“El último de los injustos” es un documental imprescindible. Claude Lanzmann, el director de “Shoah”, la película definitiva sobre el Holocausto, recupera una serie de entrevistas a Benjamin Murmelstein, el último presidente del Consejo Judío del campo de concentración de Theresienstadt.
La realización de más de tres horas consigue mantener el alma en vilo sobre la base de un testigo supervivienteinteligente e irónico, que imprime a sus confesiones una mezcla de luz y oscuridad, que sabe a autenticidad, que no es exactamente verdad, y que estremece e interroga como quien te invita a dar un paseo por el infierno.
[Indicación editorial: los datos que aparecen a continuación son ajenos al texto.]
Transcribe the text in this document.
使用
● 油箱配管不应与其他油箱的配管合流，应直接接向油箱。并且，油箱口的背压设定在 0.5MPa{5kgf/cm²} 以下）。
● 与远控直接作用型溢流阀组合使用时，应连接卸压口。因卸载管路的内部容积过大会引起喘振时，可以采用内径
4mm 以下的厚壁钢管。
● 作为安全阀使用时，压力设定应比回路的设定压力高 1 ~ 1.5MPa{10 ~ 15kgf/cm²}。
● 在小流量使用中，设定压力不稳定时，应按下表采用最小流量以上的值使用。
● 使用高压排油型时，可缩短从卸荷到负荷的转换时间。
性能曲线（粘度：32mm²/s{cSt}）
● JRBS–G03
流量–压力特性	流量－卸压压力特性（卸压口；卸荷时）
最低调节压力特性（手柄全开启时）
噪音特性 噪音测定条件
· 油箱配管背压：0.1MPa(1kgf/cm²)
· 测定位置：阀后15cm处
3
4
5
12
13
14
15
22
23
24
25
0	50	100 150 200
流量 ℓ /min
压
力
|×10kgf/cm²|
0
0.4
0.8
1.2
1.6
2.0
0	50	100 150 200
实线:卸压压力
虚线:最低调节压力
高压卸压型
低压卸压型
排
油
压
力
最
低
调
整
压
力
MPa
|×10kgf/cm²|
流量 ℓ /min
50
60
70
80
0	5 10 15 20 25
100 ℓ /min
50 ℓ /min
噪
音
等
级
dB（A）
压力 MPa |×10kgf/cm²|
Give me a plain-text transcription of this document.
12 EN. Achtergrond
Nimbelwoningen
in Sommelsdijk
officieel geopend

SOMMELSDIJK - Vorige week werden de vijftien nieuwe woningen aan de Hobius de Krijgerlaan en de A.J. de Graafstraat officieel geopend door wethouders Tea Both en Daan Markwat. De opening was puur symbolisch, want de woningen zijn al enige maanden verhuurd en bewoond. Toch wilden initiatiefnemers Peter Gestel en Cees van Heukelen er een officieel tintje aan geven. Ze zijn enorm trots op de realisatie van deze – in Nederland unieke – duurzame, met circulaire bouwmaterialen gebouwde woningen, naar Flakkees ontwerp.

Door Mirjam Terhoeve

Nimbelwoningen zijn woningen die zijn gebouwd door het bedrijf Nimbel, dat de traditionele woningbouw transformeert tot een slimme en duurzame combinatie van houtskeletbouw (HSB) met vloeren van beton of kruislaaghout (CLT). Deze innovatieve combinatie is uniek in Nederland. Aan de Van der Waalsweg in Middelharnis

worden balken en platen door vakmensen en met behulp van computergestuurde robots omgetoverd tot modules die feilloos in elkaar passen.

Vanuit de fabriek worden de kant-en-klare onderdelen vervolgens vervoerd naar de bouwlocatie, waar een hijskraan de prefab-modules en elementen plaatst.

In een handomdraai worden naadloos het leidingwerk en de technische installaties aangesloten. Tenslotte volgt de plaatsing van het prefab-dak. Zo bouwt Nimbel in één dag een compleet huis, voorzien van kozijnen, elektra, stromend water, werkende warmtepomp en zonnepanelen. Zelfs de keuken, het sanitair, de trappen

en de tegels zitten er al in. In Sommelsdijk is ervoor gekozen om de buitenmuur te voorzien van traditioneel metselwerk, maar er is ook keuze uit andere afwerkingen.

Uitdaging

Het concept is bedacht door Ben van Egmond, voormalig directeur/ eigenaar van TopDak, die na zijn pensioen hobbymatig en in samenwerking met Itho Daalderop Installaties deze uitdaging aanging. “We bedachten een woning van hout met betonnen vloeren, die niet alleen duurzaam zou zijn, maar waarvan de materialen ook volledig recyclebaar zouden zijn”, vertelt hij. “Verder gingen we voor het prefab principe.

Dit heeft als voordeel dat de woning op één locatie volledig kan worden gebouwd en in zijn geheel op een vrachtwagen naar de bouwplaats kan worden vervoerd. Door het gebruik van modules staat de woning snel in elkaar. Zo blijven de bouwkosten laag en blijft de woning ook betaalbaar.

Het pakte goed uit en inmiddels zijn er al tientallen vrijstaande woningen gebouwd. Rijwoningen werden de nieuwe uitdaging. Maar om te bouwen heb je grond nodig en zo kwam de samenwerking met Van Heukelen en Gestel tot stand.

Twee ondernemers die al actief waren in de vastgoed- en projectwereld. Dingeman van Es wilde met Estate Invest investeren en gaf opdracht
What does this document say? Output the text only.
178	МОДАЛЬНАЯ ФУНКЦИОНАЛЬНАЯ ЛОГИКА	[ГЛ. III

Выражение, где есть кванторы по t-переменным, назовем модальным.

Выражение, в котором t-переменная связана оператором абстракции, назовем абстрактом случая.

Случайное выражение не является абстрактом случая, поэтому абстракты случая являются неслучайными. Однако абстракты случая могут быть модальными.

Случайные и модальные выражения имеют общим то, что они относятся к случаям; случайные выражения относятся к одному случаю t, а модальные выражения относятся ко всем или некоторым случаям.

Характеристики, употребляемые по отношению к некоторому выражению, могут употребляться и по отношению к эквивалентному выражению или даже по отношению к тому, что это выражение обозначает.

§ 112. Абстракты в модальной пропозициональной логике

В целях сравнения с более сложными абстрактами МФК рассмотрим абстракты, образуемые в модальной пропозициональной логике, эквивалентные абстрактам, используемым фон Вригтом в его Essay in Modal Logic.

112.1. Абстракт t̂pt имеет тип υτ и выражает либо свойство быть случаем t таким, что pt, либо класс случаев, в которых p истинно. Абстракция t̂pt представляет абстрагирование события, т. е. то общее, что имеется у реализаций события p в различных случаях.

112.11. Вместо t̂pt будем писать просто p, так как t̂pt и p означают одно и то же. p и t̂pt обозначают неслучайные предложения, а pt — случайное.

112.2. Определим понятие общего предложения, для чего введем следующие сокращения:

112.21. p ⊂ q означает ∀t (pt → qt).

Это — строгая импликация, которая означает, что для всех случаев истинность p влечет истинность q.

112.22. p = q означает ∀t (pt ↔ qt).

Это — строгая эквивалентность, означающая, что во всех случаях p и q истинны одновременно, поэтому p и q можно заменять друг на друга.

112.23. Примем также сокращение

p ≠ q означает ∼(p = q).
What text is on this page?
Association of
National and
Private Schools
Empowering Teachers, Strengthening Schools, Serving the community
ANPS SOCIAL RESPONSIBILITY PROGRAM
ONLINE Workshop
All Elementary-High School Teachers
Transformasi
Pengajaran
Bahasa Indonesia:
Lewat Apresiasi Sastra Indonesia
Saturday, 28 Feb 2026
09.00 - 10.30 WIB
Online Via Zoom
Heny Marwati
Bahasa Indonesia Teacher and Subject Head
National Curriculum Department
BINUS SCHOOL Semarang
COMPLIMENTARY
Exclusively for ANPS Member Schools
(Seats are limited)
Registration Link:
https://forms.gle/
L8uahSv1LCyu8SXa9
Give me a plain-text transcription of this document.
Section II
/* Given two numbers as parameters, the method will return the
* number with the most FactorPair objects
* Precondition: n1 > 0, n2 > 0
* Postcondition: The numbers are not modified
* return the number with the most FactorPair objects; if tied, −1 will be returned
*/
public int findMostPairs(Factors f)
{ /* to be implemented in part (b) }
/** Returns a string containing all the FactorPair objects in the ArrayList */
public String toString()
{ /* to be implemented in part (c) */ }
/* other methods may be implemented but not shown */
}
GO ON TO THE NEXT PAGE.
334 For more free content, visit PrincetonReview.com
La presentación de Lanzmann acompaña la entrevista, en alemán, realizada en Roma en 1975 con la recitación en francés de algunos fragmentos comentados del libro “Terezin, el gheto modelo de Eichmann” del propio entrevistado. Este Lanzmann envejecido sigue siendo un cancerbero de la memoria que nos lleva por un camino del recuerdo donde los paisajes vacíos de ciudades y campos se convierten en escenarios, apenas imaginados, de la atrocidad. Donde son repasados los rastros del dolor en los nombres de las infinitas listas en lápidas y paredes, en el canto del kaddish, la plegaria fúnebre, en los dibujos-testimonio de las víctimas, incluso en las imágenes de la mentira de la propaganda nazi.
Tres motivos obligan a ver este documental. En primer lugar para recomponer la historia. Así Hannah Arendt se engañó (da risa dira el testigo), en concreto, en su modelo sobre la banalidad. “Yo conocí bien a Eichmann, yo estuve en primera línea. Él no era un hombre banal y pequeño. Era un demonio”. El mal banal existe pero no era el ejemplo. Además el diseño del exterminio era una mezcla diabólica de violencia y mentira. Y donde la manipulación y el enmascaramiento del mal lo multiplicaba geométricamente. Por eso la memoria es imprescindible, para atisbar la verdad, ya que la otra cara de la mal siempre es la mentira.
En segundo lugar, porque una visita como ésta a un campo de concentración es un ejercicio necesario para reconocer la radicalidad del mal. Este descenso al pecado original es un ejercicio de humildad y lucidez para prevenir y curar, para avisar y vigilar nuestros miedos. Incluso para descalzarse y mirar más allá del mal.
Y por último, por el valor del testigo. El testimonio de este superviviente, víctima y verdugo, entre el yunque y el martillo, marioneta ridícula, funámbulo de la vida y la muerte, cuyas confesiones entre sinceras y autojustificativas nos atrapan en nuestra propia ambigüedad de la verdad maquillada para poder ser contada y resistida, e incluso poder ser perdonada.
El testimonio de Benjamin Murmelstein fue excluido de “Shoah” por el director ahora arrepentido tras 30 años. Su declaración se consideró no creíble en el juicio de Eichmann en Jerusalén. Probablemente por ser la suya una “verdad incómoda”. En él se muestra como la más radical manipulación de las víctimas consiste en hacerles co-protagonistas del mal que mancha y salpica a todos (también nosotros).
En un momento descriptivo de la atrocidad cuando un grupo de prisioneros van a ser ahorcados, un nazi grita a un joven que sube al patíbulo, “sube cobarde”. Entonces éste contesta “no soy un cobarde, soy un inocente”. Se coloca la soga y se lanza al vacío. Mientras nos preguntamos, ¿acaso soy inocente?
Probablemente Claude Lanzmann ha necesitado estos 30 años de distancia, de vejez, para mirar compasivamente a “El último de los injustos”. A este Sancho Panza, realista superviviente, a este dinosaurio en una autopista. Probablemente porque compadecernos de Benjamín Murmelstein es saber que todos tenemos que pedir perdón y que tendremos que ser perdonados.